Irão. Novo Presidente prepara sucessão do Líder Supremo

No Irão, o poder político funciona em paralelo com o poder religioso mas, desta vez, o regime decidiu que não arriscava: eleição presidencial rigorosamente vigiada, para enfrentar pressão das sanções.

O clérigo conservador Ebrahim Raisi, de 60 anos, venceu as eleições presidenciais no Irão e poderá tornar-se o sucessor do Líder Supremo, Ali Khamenei, que tem saúde frágil e idade avançada. Raisi representa a linha dura do regime e venceu com 62% dos votos, substituindo o Presidente cessante, Hasan Rouhani, um moderado que a ala religiosa tenta culpar pela crise que o país atravessa. As eleições de sexta-feira tiveram uma abstenção invulgarmente elevada, reflectindo descontentamento dos eleitores e a falta de competitividade da votação.

Os candidatos foram rigorosamente escolhidos pelo Conselho dos Guardiães (o órgão de 12 membros que aconselha o Líder Supremo). Esta entidade vetou todos os políticos populares que se apresentaram, fossem reformistas ou conservadores.
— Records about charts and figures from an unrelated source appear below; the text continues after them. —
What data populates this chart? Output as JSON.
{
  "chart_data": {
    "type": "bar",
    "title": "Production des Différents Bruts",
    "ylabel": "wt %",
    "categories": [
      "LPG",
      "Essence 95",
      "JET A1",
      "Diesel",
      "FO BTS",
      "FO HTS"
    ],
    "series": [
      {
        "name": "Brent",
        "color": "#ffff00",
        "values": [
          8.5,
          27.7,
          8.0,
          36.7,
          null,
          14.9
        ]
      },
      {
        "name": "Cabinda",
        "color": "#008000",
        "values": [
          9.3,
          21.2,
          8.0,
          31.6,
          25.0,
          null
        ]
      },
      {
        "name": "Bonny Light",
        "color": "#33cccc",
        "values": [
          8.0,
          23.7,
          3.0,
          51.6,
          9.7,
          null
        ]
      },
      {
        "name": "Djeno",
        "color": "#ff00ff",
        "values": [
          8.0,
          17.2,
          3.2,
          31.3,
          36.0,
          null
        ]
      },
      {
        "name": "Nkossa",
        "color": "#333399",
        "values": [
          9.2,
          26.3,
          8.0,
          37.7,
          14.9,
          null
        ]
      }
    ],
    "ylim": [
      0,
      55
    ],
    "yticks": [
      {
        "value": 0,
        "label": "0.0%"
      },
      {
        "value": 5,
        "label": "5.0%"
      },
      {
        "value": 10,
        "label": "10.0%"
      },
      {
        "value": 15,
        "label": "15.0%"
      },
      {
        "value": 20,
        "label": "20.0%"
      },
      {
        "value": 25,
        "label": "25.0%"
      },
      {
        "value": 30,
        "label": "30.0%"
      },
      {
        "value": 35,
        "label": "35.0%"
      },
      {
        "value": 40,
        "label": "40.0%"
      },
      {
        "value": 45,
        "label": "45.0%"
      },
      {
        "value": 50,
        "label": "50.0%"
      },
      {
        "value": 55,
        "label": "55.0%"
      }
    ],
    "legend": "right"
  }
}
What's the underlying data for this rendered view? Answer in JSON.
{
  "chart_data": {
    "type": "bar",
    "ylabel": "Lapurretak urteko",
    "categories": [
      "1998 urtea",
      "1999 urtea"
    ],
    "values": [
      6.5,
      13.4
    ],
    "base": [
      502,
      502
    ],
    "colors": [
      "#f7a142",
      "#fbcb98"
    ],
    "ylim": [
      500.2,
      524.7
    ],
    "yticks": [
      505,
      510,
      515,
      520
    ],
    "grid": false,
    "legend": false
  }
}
A excepção foi Raisi, cujo lote de opositores era fraquíssimo, incluindo um tecnocrata e um general desacreditado.

O novo Presidente, que toma posse em Agosto, é uma das figuras mais relevantes do país, mas está ligado a um dos períodos negros da repressão: em 1988, quando tinha 28 anos, Ebrahim Raisi participou numa das piores atrocidades da república islâmica, o massacre de 3 mil prisioneiros ligados à resistência Mujahedin (movimento considerado terrorista que combatia o poder em Teerão). Na altura, Raisi era procurador adjunto e foi nomeado pelo Líder Supremo, o aiatola Khomeini, para integrar o organismo que se encarregou do problema. O Presidente eleito nega ter tido papel nos homicídios brutais.
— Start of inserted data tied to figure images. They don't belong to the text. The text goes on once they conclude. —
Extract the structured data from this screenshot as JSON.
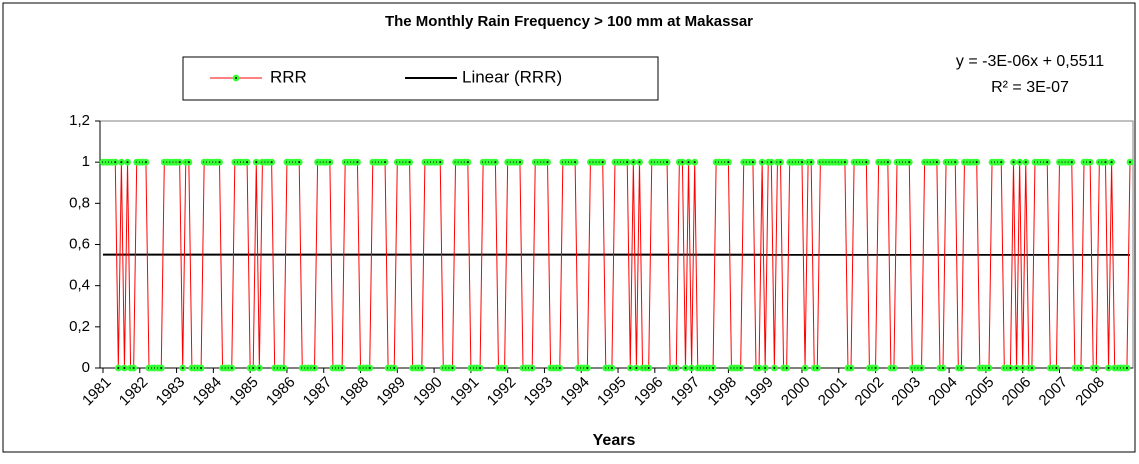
{
  "chart_data": {
    "type": "line",
    "title": "The Monthly Rain Frequency > 100 mm at Makassar",
    "x_label": "Years",
    "legend": "top-left",
    "categories": [
      "1981",
      null,
      null,
      null,
      null,
      null,
      null,
      null,
      null,
      null,
      null,
      null,
      "1982",
      null,
      null,
      null,
      null,
      null,
      null,
      null,
      null,
      null,
      null,
      null,
      "1983",
      null,
      null,
      null,
      null,
      null,
      null,
      null,
      null,
      null,
      null,
      null,
      "1984",
      null,
      null,
      null,
      null,
      null,
      null,
      null,
      null,
      null,
      null,
      null,
      "1985",
      null,
      null,
      null,
      null,
      null,
      null,
      null,
      null,
      null,
      null,
      null,
      "1986",
      null,
      null,
      null,
      null,
      null,
      null,
      null,
      null,
      null,
      null,
      null,
      "1987",
      null,
      null,
      null,
      null,
      null,
      null,
      null,
      null,
      null,
      null,
      null,
      "1988",
      null,
      null,
      null,
      null,
      null,
      null,
      null,
      null,
      null,
      null,
      null,
      "1989",
      null,
      null,
      null,
      null,
      null,
      null,
      null,
      null,
      null,
      null,
      null,
      "1990",
      null,
      null,
      null,
      null,
      null,
      null,
      null,
      null,
      null,
      null,
      null,
      "1991",
      null,
      null,
      null,
      null,
      null,
      null,
      null,
      null,
      null,
      null,
      null,
      "1992",
      null,
      null,
      null,
      null,
      null,
      null,
      null,
      null,
      null,
      null,
      null,
      "1993",
      null,
      null,
      null,
      null,
      null,
      null,
      null,
      null,
      null,
      null,
      null,
      "1994",
      null,
      null,
      null,
      null,
      null,
      null,
      null,
      null,
      null,
      null,
      null,
      "1995",
      null,
      null,
      null,
      null,
      null,
      null,
      null,
      null,
      null,
      null,
      null,
      "1996",
      null,
      null,
      null,
      null,
      null,
      null,
      null,
      null,
      null,
      null,
      null,
      "1997",
      null,
      null,
      null,
      null,
      null,
      null,
      null,
      null,
      null,
      null,
      null,
      "1998",
      null,
      null,
      null,
      null,
      null,
      null,
      null,
      null,
      null,
      null,
      null,
      "1999",
      null,
      null,
      null,
      null,
      null,
      null,
      null,
      null,
      null,
      null,
      null,
      "2000",
      null,
      null,
      null,
      null,
      null,
      null,
      null,
      null,
      null,
      null,
      null,
      "2001",
      null,
      null,
      null,
      null,
      null,
      null,
      null,
      null,
      null,
      null,
      null,
      "2002",
      null,
      null,
      null,
      null,
      null,
      null,
      null,
      null,
      null,
      null,
      null,
      "2003",
      null,
      null,
      null,
      null,
      null,
      null,
      null,
      null,
      null,
      null,
      null,
      "2004",
      null,
      null,
      null,
      null,
      null,
      null,
      null,
      null,
      null,
      null,
      null,
      "2005",
      null,
      null,
      null,
      null,
      null,
      null,
      null,
      null,
      null,
      null,
      null,
      "2006",
      null,
      null,
      null,
      null,
      null,
      null,
      null,
      null,
      null,
      null,
      null,
      "2007",
      null,
      null,
      null,
      null,
      null,
      null,
      null,
      null,
      null,
      null,
      null,
      "2008",
      null,
      null,
      null,
      null,
      null,
      null,
      null,
      null,
      null,
      null,
      null
    ],
    "series": [
      {
        "name": "RRR",
        "color": "#ff0000",
        "marker_color": "#33ff33",
        "values": [
          1,
          1,
          1,
          1,
          1,
          0,
          1,
          0,
          1,
          0,
          0,
          1,
          1,
          1,
          1,
          0,
          0,
          0,
          0,
          0,
          1,
          1,
          1,
          1,
          1,
          1,
          0,
          1,
          1,
          0,
          0,
          0,
          0,
          1,
          1,
          1,
          1,
          1,
          1,
          0,
          0,
          0,
          0,
          1,
          1,
          1,
          1,
          1,
          0,
          0,
          1,
          0,
          1,
          1,
          1,
          1,
          0,
          0,
          0,
          0,
          1,
          1,
          1,
          1,
          1,
          0,
          0,
          0,
          0,
          0,
          1,
          1,
          1,
          1,
          1,
          0,
          0,
          0,
          0,
          1,
          1,
          1,
          1,
          1,
          0,
          0,
          0,
          0,
          1,
          1,
          1,
          1,
          1,
          0,
          0,
          0,
          1,
          1,
          1,
          1,
          1,
          0,
          0,
          0,
          0,
          1,
          1,
          1,
          1,
          1,
          1,
          0,
          0,
          0,
          0,
          1,
          1,
          1,
          1,
          1,
          0,
          0,
          0,
          0,
          1,
          1,
          1,
          1,
          1,
          0,
          0,
          0,
          1,
          1,
          1,
          1,
          1,
          0,
          0,
          0,
          0,
          1,
          1,
          1,
          1,
          1,
          0,
          0,
          0,
          0,
          1,
          1,
          1,
          1,
          1,
          0,
          0,
          0,
          0,
          1,
          1,
          1,
          1,
          1,
          0,
          0,
          0,
          1,
          1,
          1,
          1,
          1,
          0,
          1,
          0,
          1,
          0,
          0,
          0,
          1,
          1,
          1,
          1,
          1,
          1,
          0,
          0,
          0,
          1,
          1,
          0,
          1,
          0,
          1,
          0,
          0,
          0,
          0,
          0,
          0,
          1,
          1,
          1,
          1,
          1,
          0,
          0,
          0,
          0,
          1,
          1,
          1,
          1,
          0,
          0,
          1,
          0,
          1,
          1,
          0,
          1,
          1,
          0,
          0,
          1,
          1,
          1,
          1,
          1,
          0,
          1,
          1,
          0,
          0,
          1,
          1,
          1,
          1,
          1,
          1,
          1,
          1,
          1,
          0,
          0,
          1,
          1,
          1,
          1,
          1,
          0,
          0,
          0,
          1,
          1,
          1,
          1,
          0,
          0,
          1,
          1,
          1,
          1,
          1,
          0,
          0,
          0,
          0,
          1,
          1,
          1,
          1,
          1,
          0,
          0,
          1,
          1,
          1,
          1,
          0,
          0,
          1,
          1,
          1,
          1,
          1,
          0,
          0,
          0,
          0,
          1,
          1,
          1,
          1,
          0,
          0,
          0,
          1,
          0,
          1,
          0,
          1,
          0,
          0,
          1,
          1,
          1,
          1,
          1,
          0,
          0,
          0,
          1,
          1,
          1,
          1,
          1,
          0,
          0,
          0,
          1,
          1,
          1,
          0,
          0,
          1,
          1,
          1,
          0,
          1,
          0,
          0,
          0,
          0,
          0,
          1
        ]
      }
    ],
    "trendline": {
      "name": "Linear (RRR)",
      "color": "#000000",
      "slope": -3e-06,
      "intercept": 0.5511,
      "equation": "y = -3E-06x + 0,5511",
      "r_squared": "R² = 3E-07"
    },
    "ylim": [
      0,
      1.2
    ],
    "yticks": [
      0,
      {
        "value": 0.2,
        "label": "0,2"
      },
      {
        "value": 0.4,
        "label": "0,4"
      },
      {
        "value": 0.6,
        "label": "0,6"
      },
      {
        "value": 0.8,
        "label": "0,8"
      },
      1,
      {
        "value": 1.2,
        "label": "1,2"
      }
    ],
    "grid": false
  }
}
Raisi é membro do órgão máximo da parte religiosa do regime (Assembleia de Peritos) e tudo indica que a sua eleição visa preparar a sucessão iminente de Khamenei. A sua primeira tarefa será resolver o problema das negociações sobre o acordo nuclear, que decorrem em Viena, muito contestadas por Israel. Aliás, o novo primeiro-ministro israelita, Naftali Bennett, falando em inglês, fez um primeiro comentário sobre as presidenciais iranianas, sublinhando a dureza do vencedor: “Entre todas as pessoas que [o Líder Supremo, aiatola Ali] Khamenei podia ter escolhido, foi buscar o carrasco de Teerão, tristemente conhecido entre os iranianos e em todo o mundo por ter liderado os comités da morte responsáveis pela execução de milhares de inocentes.” Seguiu-se o aviso sobre as negociações nucleares: “Esta é a derradeira oportunidade para os poderes mundiais acordarem antes de voltarem para o acordo nuclear e para compreenderem com quem estão a negociar.”
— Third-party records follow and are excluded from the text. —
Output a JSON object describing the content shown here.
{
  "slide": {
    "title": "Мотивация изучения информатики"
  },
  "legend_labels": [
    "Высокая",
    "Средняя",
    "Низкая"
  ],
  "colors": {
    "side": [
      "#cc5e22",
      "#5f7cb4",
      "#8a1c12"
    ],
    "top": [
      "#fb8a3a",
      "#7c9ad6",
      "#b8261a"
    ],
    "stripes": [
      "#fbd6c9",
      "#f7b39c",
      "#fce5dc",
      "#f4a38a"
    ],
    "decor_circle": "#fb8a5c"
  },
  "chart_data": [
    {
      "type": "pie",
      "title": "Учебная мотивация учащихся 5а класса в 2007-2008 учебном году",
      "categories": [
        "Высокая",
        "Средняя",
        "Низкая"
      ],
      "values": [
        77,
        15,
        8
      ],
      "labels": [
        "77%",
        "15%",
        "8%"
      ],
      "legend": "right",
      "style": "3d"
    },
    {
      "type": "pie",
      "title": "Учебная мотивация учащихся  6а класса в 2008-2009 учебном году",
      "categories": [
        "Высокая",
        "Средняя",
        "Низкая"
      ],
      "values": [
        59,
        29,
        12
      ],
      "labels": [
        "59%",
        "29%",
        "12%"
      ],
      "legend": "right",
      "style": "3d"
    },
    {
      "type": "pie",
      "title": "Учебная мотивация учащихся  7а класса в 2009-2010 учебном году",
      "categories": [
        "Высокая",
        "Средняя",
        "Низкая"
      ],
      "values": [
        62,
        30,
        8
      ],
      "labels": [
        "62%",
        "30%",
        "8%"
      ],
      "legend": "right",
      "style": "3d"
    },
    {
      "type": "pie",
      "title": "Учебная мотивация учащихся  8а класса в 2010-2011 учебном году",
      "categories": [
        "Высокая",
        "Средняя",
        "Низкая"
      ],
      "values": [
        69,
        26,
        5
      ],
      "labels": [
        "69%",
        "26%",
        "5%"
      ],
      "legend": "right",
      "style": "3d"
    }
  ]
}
Denominado Plano de Acção Conjunto, assinado em 2015 por União Europeia, Estados Unidos da América, França, Alemanha, Rússia, China e Irão, este era, no fundo, um acordo de princípio sobre o calendário de redução das capacidades nucleares do Irão. Em 2018, Donald Trump saiu deste entendimento e impôs novas sanções. O Presidente pretendia renegociar tudo, mas perdeu as eleições para Biden, que defendia o regresso ao acordo. Entretanto, o Irão deixou de seguir os termos do calendário e foi vítima de sabotagem de instalações vitais e mesmo de um atentado fatal contra o principal cientista nuclear, ataques cuja responsabilidade já foi praticamente assumida pelos israelitas.

As negociações do acordo nuclear recomeçaram em Abril, envolvendo diplomatas dos países que assinaram o Plano de Acção Conjunto. Foram interrompidas no domingo para permitir às delegações a consulta com os respectivos governos, mas os negociadores dizem que estão perto de um resultado.

O novo Presidente iraniano quer o levantamento das sanções económicas e recusa abdicar do programa de mísseis balísticos. Raisi está pessoalmente abrangido pelas sanções norte-americanas. A sua vitória reforça o controlo do ramo religioso sobre a ala secular, o que pode conduzir a novas vagas de repressão. A economia está de rastos e o fim das sanções permitiria exportar 4 milhões de barris de petróleo por dia.

Artigo publicado na edição impressa do NOVO nas bancas a 25 de Junho de 2021.